2. A fuel injection apparatus comprising:

fuel injector means;

a rotary input member;

fuel injector control means connected between the input member and the fuel injector means for controlling a fuel injection volume in accordance with a rotational speed of the input member;

a fuel supply pump for supplying fuel to the fuel injector means;

fuel injection timing means connected to the fuel injector means for controlling a fuel injection timing in accordance with a pressure of fuel supplied to the fuel injector means from the fuel supply pump;

modulator valve means connected to the fuel injector control means and the fuel supply pump for modulating said pressure in accordance with said rotational speed of the input member; and

a fuel reservoir communicating with an inlet of the fuel supply pump, an outlet of the fuel supply pump being connected to the fuel injector means, the modulator valve means controlling communication between the outlet of the fuel supply pump and the fuel reservoir;

the modulator valve means comprising a first member formed with a passageway having at least one orifice, the passageway communicating with the fuel reservoir, said at least one orifice being communicable with the outlet of the fuel supply pump, the modulator valve means further comprising a second member movable relative to the first member for blocking and unblocking said at least one orifice, the fuel injector control means positioning the second member relative to the first member;

the first member being formed with two orifices, the second member being constructed to unblock the first orifice while blocking the second orifice, subsequently unblock both the first orifice and the second orifice and subsequently block both the first orifice and the second orifice as said rotational speed of the input member is progressively increased from zero.

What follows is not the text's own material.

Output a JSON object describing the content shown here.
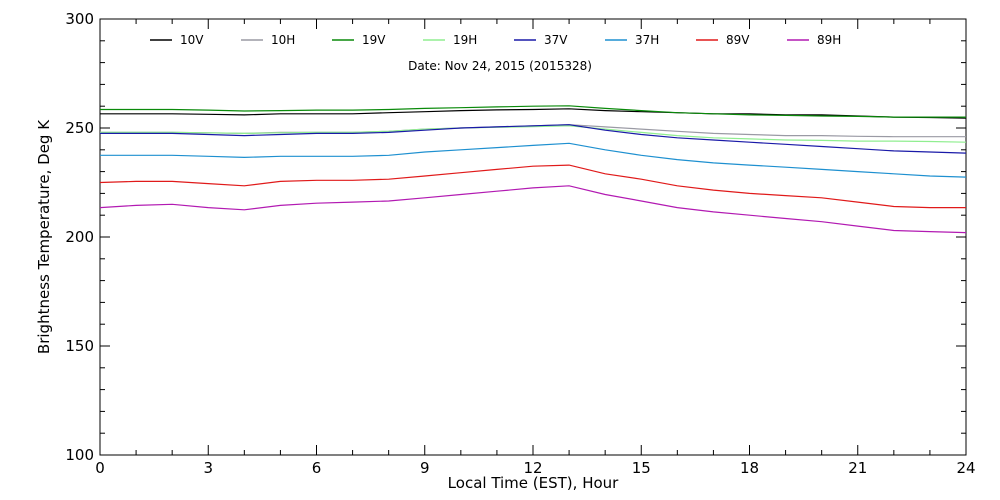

3. An apparatus as in claim 2, in which the fuel injector control means comprises a flyweight assembly.

4. An apparatus as in claim 2, in which the fuel injector means comprises a fuel injection pump including a pump housing formed with a bore and a piston reciprocatingly sealingly slidable in the bore for fuel injection, the fuel injector control means comprising fuel injector valve means provided to the injection pump.

5. An apparatus as in claim 4, in which the fuel injector means further comprises a rotary cam to reciprocate the piston for fuel injection, the cam being rotatingly driven by the input member, the fuel injection timing means connecting the cam to the input member and being constructed to control an angular position of the cam relative to the input member in accordance with said pressure.

6. An apparatus as in claim 5, in which the fuel injection timing means comprises a coupler connecting the cam to the input member, the coupler being so constructed that longitudinal movement of the coupler causes rotation of the cam relative to the input member, the fuel injection timing means further comprising pressure piston means for longitudinally positioning the coupler in accordance with said pressure.

7. An apparatus as in claim 2, in which the first member comprises a fixed shaft, the passageway comprises a longitudinal passageway formed through the shaft and the first and second orifices comprise first and second longitudinally spaced radial passageways respectively formed through the shaft, the second member comprising a sleeve sealingly slidable on the shaft and being formed with a hole alignable with the second radial passageway.